I keep going back to episode two where Sam and Bucky are stopped by police officers after leaving Isaiah Bradley’s house. I am worried Isaiah Bradley won’t have much more of a significant role in the story based on the direction things seem to be going. Also, I think it’s really weird to portray Sam, the main Black character in the series, as naive about the history of Black mistreatment in America. I get why it plays out that way but it’s an awkward decision in my opinion. It further emphasizes Sam’s naivety that is just introduced as a character trait in this series.
The moment where Sam and Bucky are stopped by the cops with the officers asking Bucky if he is okay is so ham-fisted. It doesn’t play out in a meaningful way because within seconds it’s Bucky that ends up arrested and Sam is basically never touched. There have been complaints about queer-baiting Disney has been doing in the Star Wars films. They hint that major characters might not be hetero but are never clear or actually just show that they are straight. When they do include gay characters they are background figures who can easily be edited for nations where being gay is either illegal or frowned upon culturally. Disney also has a history of masking Finn on international posters because it’s known that certain countries would be averse to seeing Black characters. If Marvel really wanted this show or the MCU to actually say anything significant about race here’s their chance. But I’m willing to bet they will keep things as rudimentary and meaningless as possible, lest they alienate any demographics.

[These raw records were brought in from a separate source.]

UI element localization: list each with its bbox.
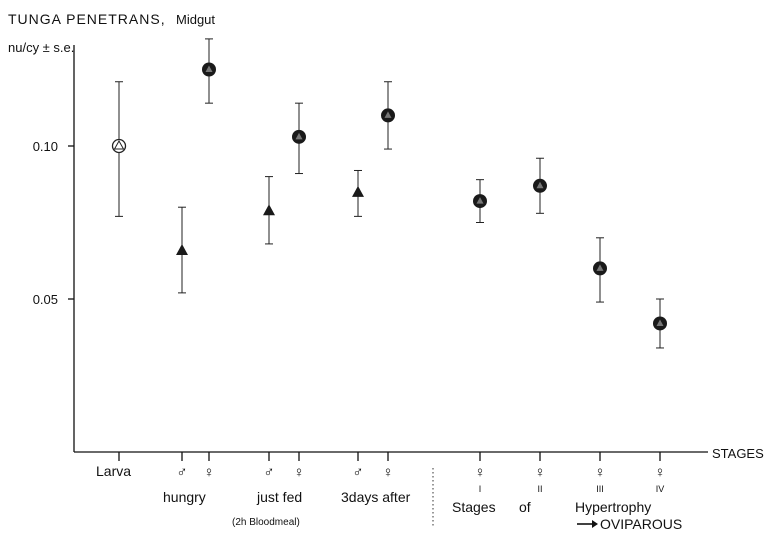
stage-numeral: II	[537, 484, 542, 494]
data-point	[473, 180, 487, 223]
data-point	[381, 82, 395, 149]
data-point	[113, 82, 126, 217]
female-symbol: ♀	[654, 464, 665, 481]
x-ticks: ♂ ♀ ♂ ♀ ♂ ♀ ♀ I ♀ II ♀ III ♀ IV	[119, 452, 666, 494]
y-axis-label: nu/cy ± s.e.	[8, 40, 74, 55]
group-label: 3days after	[341, 489, 411, 505]
triangle-marker	[176, 244, 188, 255]
data-point	[352, 170, 364, 216]
arrow-head-icon	[592, 520, 598, 528]
group-label: Stages	[452, 499, 496, 515]
triangle-marker	[352, 186, 364, 197]
data-point	[533, 158, 547, 213]
male-symbol: ♂	[263, 464, 274, 481]
data-points	[113, 39, 668, 348]
male-symbol: ♂	[352, 464, 363, 481]
male-symbol: ♂	[176, 464, 187, 481]
group-sublabel: (2h Bloodmeal)	[232, 517, 300, 528]
triangle-marker	[263, 204, 275, 215]
stage-numeral: I	[479, 484, 482, 494]
female-symbol: ♀	[203, 464, 214, 481]
data-point	[176, 207, 188, 293]
female-symbol: ♀	[594, 464, 605, 481]
data-point	[263, 177, 275, 244]
chart-title: TUNGA PENETRANS,	[8, 11, 166, 27]
y-ticks: 0.05 0.10	[33, 139, 74, 307]
y-tick-label: 0.10	[33, 139, 58, 154]
group-label: of	[519, 499, 531, 515]
stage-numeral: IV	[656, 484, 665, 494]
female-symbol: ♀	[534, 464, 545, 481]
female-symbol: ♀	[382, 464, 393, 481]
group-label: Larva	[96, 463, 131, 479]
data-point	[593, 238, 607, 302]
chart-subtitle: Midgut	[176, 12, 215, 27]
stage-numeral: III	[596, 484, 604, 494]
female-symbol: ♀	[293, 464, 304, 481]
data-point	[292, 103, 306, 173]
y-tick-label: 0.05	[33, 292, 58, 307]
data-point	[653, 299, 667, 348]
group-label: just fed	[256, 489, 302, 505]
female-symbol: ♀	[474, 464, 485, 481]
x-axis-label: STAGES	[712, 446, 764, 461]
group-sublabel: OVIPAROUS	[600, 516, 682, 532]
group-label: Hypertrophy	[575, 499, 651, 515]
group-label: hungry	[163, 489, 206, 505]
data-point	[202, 39, 216, 103]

This is why filmmakers like Martin Scorsese say these superhero movies are essentially very long amusement park rides. It’s because they are. They are fluff and evaporate. There’s nothing wrong with being that, but there is something very wrong with pretending you are going to address relevant issues of the day and then doing it in the most middling, corporate way. Yeah, we know racism is bad, what do you have to add to that conversation? Marvel has decided to talk about racism as a problem of individuals. By the end of this series, I expect the lesson will be: “See, John Walker was just a bad person and that’s why he shouldn’t have been Captain America” rather than the military is a system that produces rage bros on a daily basis and Walker was a victim like every other poor sap that gets recruited out of high school with promises of a better life. “Racism is bad but the military is not racist because we have cast diverse actors in the roles of soldiers” will be another one. I wish I could say I was surprised but this is sort of what Disney does best.